The clocks are turned back. The leaves are falling. The air is brisk and getting brisker.
The seasons, they are a-changin’.
And with the change in seasons comes the change in your garden. Many trees and plants lose their luster this time of year (unless you plant some of these trees that still wow with color in winter.)
To help dormant plants come back with gusto in spring, they’ll need special care to maximize their spring bloom.
See how to prepare your flower beds for winter to enjoy a clean slate in spring. You’ll be so glad you took the time to do this after a long winter!
How to Prepare Garden Beds for Winter
Before you jump in–trowel in tow–check if the first frost has arrived in your area.
- Remove spent annual flowers. Annual flowers, as their name infers, die annually and don’t regrow. Bugs and diseases like to use the debris from dead annuals as hiding places until the spring. To lower the chances of that happening, pull the dead flowers out of your garden.
- Trim perennials and rose bushes. While you’re at it, remove any dead or diseased rose stems, and cut back spent perennials. Since perennials are plants that stay alive through dormant seasons, trim them about two inches above the soil and keep the roots in the ground to regrow in the spring.
- Weed your garden bed. If you haven’t experienced your first frost yet, pull out any weeds and debris. This takes away any hiding spots for insects and diseases and will remove many potential weed seeds.

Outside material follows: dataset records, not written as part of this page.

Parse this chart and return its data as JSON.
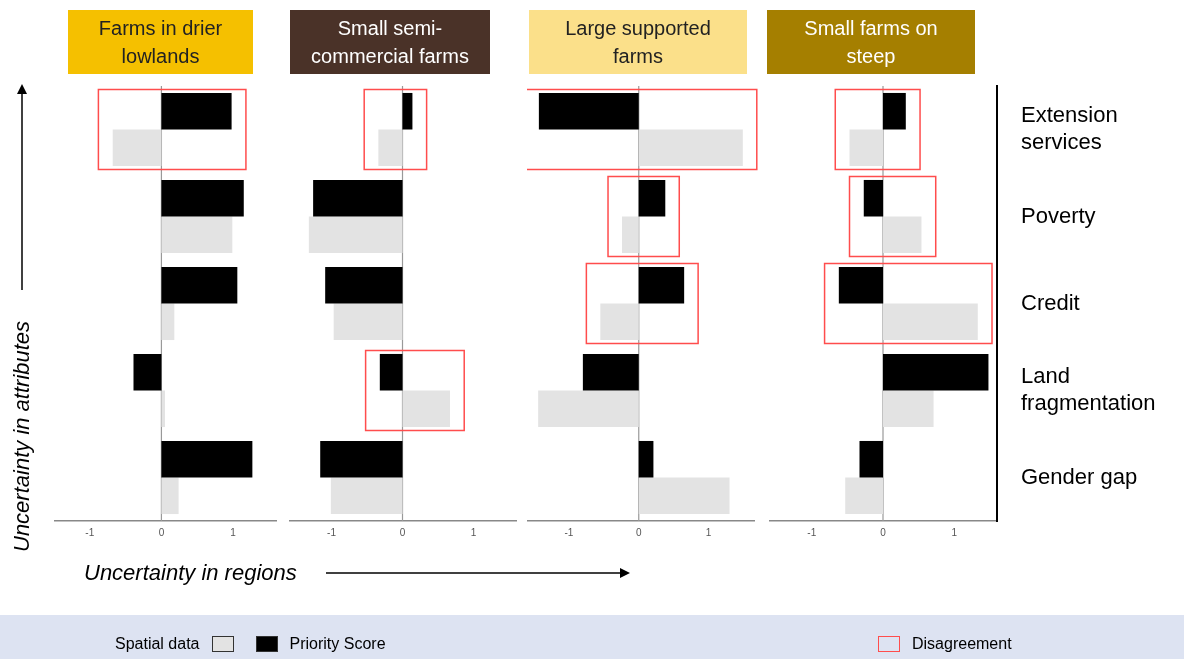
{
  "chart_data": [
    {
      "type": "bar",
      "orientation": "horizontal",
      "title": "Farms in drier lowlands",
      "xlabel": "Uncertainty in regions",
      "ylabel": "Uncertainty in attributes",
      "legend": "bottom",
      "tick_labels": "x",
      "categories": [
        null,
        null,
        null,
        null,
        null
      ],
      "xlim": [
        -1.5,
        1.6
      ],
      "xticks": [
        -1,
        0,
        1
      ],
      "series": [
        {
          "name": "Priority Score",
          "color": "#000000",
          "values": [
            0.98,
            1.15,
            1.06,
            -0.39,
            1.27
          ]
        },
        {
          "name": "Spatial data",
          "color": "#e3e3e3",
          "values": [
            -0.68,
            0.99,
            0.18,
            0.05,
            0.24
          ]
        }
      ],
      "ref_lines": [
        {
          "axis": "x",
          "value": 0,
          "color": "#999999"
        }
      ],
      "annotations": [
        "Disagreement"
      ]
    },
    {
      "type": "bar",
      "orientation": "horizontal",
      "title": "Small semi-commercial farms",
      "tick_labels": "x",
      "categories": [
        null,
        null,
        null,
        null,
        null
      ],
      "xlim": [
        -1.6,
        1.6
      ],
      "xticks": [
        -1,
        0,
        1
      ],
      "series": [
        {
          "color": "#000000",
          "values": [
            0.14,
            -1.26,
            -1.09,
            -0.32,
            -1.16
          ]
        },
        {
          "color": "#e3e3e3",
          "values": [
            -0.34,
            -1.32,
            -0.97,
            0.67,
            -1.01
          ]
        }
      ],
      "ref_lines": [
        {
          "axis": "x",
          "value": 0,
          "color": "#999999"
        }
      ]
    },
    {
      "type": "bar",
      "orientation": "horizontal",
      "title": "Large supported farms",
      "tick_labels": "x",
      "categories": [
        null,
        null,
        null,
        null,
        null
      ],
      "xlim": [
        -1.6,
        1.65
      ],
      "xticks": [
        -1,
        0,
        1
      ],
      "series": [
        {
          "color": "#000000",
          "values": [
            -1.43,
            0.38,
            0.65,
            -0.8,
            0.21
          ]
        },
        {
          "color": "#e3e3e3",
          "values": [
            1.49,
            -0.24,
            -0.55,
            -1.44,
            1.3
          ]
        }
      ],
      "ref_lines": [
        {
          "axis": "x",
          "value": 0,
          "color": "#999999"
        }
      ]
    },
    {
      "type": "bar",
      "orientation": "horizontal",
      "title": "Small farms on steep",
      "categories": [
        "Extension services",
        "Poverty",
        "Credit",
        "Land fragmentation",
        "Gender gap"
      ],
      "xlim": [
        -1.6,
        1.6
      ],
      "xticks": [
        -1,
        0,
        1
      ],
      "series": [
        {
          "color": "#000000",
          "values": [
            0.32,
            -0.27,
            -0.62,
            1.48,
            -0.33
          ]
        },
        {
          "color": "#e3e3e3",
          "values": [
            -0.47,
            0.54,
            1.33,
            0.71,
            -0.53
          ]
        }
      ],
      "ref_lines": [
        {
          "axis": "x",
          "value": 0,
          "color": "#999999"
        }
      ]
    }
  ]
}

- Add organic matter on top of your flower bed. This helps retain moisture and add nutrients to the soil. And it’s super easy to do! It can be as easy as sprinkling fallen leaves for your yard. Otherwise, use a layer of compost under a layer of mulch, about an inch of each. If you’re feeling ambitious and want to alleviate some soil compaction, mix compost into the soil, which will also help nutrients get to the soil faster.
- Plant spring-blooming bulbs, such as daffodils, crocus, and hyacinths. Even if you’ve had the first frost, you can still plant spring bulbs as long as the ground isn’t frozen. All you need is a spot with six hours of daily sunlight and fast-drying soil.
- On the flip side, dig up the more tender bulbs, such as cannas, dahlias, gladiolus, and calla lilies. Tender bulbs are plants with a soft, underground storage structure. These types of bulbs are easily kept year-to-year if you wait until the plants above the ground die to dig them up.
- Protect more sensitive plants like perennials and shrubs. You can add an extra layer of mulch over roots or wrap certain flowers such as hydrangeas and roses, in burlap to prevent the damage that comes with freezing and thawing.
Winterizing Raised Garden Beds
Raised garden beds are a little different than traditional gardens when it comes to winter prep.
That’s because soil in raised beds is looser than the soil in the ground, which means it drains better. Because of that, the soil also warms up faster in the spring, so you can plant your spring garden sooner. Yay!
How To Prepare Raised Garden Beds for Winter
- Reflect on what worked and didn’t work. During the fall, write down or draw out your current garden plan.
- Remove weed seeds or any diseased plants (roots included!) to avoid issues next year.
- Add organic matter. Like traditional garden beds, planting cover crops, like clover, winter wheat, or winter rye, and adding a bit of mulch will invigorate the soil with nutrients. Straw is used in place of wood mulch in a raised garden bed.